Wednesday, April 22, 2009

Different views on Ireland

Anthony Coughlin of The National Platform that has been fighting the good fight in Ireland since long before Libertas was even a gleam in Declan Ganley's eye has sent me an article about Ireland that appeared in the New York Times. None of them seem all that impressed by the Celtic Tiger and its ability to go on thriving in the new economic situation.

Paul Krugman, who has won the Nobel Prize for Economics (which is not really a Nobel Prize exactly but let that pass) and, therefore, is to be taken with a large dose of salt, thinks that Ireland has got into the mess it is in by opening itself to the great free market and the government is now making matters worse by "is being forced to raise taxes and slash government spending in the face of an economic slump — policies that will further deepen the slump".

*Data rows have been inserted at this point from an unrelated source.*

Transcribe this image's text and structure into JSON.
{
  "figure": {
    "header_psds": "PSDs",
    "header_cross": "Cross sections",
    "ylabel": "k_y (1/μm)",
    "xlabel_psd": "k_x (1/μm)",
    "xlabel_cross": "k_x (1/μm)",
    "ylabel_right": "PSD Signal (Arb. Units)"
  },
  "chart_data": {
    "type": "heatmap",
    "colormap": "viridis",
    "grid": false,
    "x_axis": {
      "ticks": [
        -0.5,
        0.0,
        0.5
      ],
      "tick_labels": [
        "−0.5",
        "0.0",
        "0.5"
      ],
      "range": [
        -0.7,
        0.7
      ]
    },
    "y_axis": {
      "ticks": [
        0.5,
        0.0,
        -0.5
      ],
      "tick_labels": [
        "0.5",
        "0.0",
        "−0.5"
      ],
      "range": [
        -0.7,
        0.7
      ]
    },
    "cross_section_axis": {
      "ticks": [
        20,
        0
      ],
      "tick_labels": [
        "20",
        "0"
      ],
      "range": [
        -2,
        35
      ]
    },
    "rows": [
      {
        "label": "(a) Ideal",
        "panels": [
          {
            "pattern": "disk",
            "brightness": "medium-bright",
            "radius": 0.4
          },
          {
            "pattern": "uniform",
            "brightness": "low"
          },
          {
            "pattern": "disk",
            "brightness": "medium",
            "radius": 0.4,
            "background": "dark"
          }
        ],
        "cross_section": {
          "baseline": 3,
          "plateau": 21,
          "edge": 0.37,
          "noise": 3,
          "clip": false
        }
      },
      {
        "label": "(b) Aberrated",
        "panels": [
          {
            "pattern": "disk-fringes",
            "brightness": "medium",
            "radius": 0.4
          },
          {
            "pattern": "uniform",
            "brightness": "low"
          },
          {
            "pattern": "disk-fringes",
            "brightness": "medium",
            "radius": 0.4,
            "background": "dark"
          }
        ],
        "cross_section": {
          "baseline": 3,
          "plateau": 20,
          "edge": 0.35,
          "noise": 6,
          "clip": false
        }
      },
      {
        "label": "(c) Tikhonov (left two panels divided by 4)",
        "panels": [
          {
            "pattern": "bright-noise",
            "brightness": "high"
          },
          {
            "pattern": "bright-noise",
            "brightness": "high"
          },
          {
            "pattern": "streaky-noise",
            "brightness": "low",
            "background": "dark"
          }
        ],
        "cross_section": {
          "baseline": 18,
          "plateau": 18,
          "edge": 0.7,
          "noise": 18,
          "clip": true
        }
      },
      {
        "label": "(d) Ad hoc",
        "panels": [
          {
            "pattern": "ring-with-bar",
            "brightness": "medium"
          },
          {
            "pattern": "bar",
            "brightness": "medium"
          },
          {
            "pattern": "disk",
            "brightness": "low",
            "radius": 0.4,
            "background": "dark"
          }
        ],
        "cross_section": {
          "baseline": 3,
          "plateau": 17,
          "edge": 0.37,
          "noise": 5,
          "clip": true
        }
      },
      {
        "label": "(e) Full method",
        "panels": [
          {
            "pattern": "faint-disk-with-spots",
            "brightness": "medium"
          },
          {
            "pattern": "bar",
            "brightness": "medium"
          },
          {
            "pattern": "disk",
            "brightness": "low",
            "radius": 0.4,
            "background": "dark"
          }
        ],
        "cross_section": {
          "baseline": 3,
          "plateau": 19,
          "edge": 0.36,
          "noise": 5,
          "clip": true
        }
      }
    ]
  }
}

He is worried that America might go the same way.

A somewhat different point of view comes from the Mises Institute. Under the delightful title of "The Celtic Kitten", John Engle explains that Ireland's problems stem largely from excessive government intervention. Mind you, I don't know where he gets the idea that it is something new. So far as I can make out the Irish government has always had controlling interest in "public transport, electricity generation and transmission, and broadcasting media (radio and television)".

What of the EU subsidies that under-wrote a good deal of that much admired economic growth? What part did that play?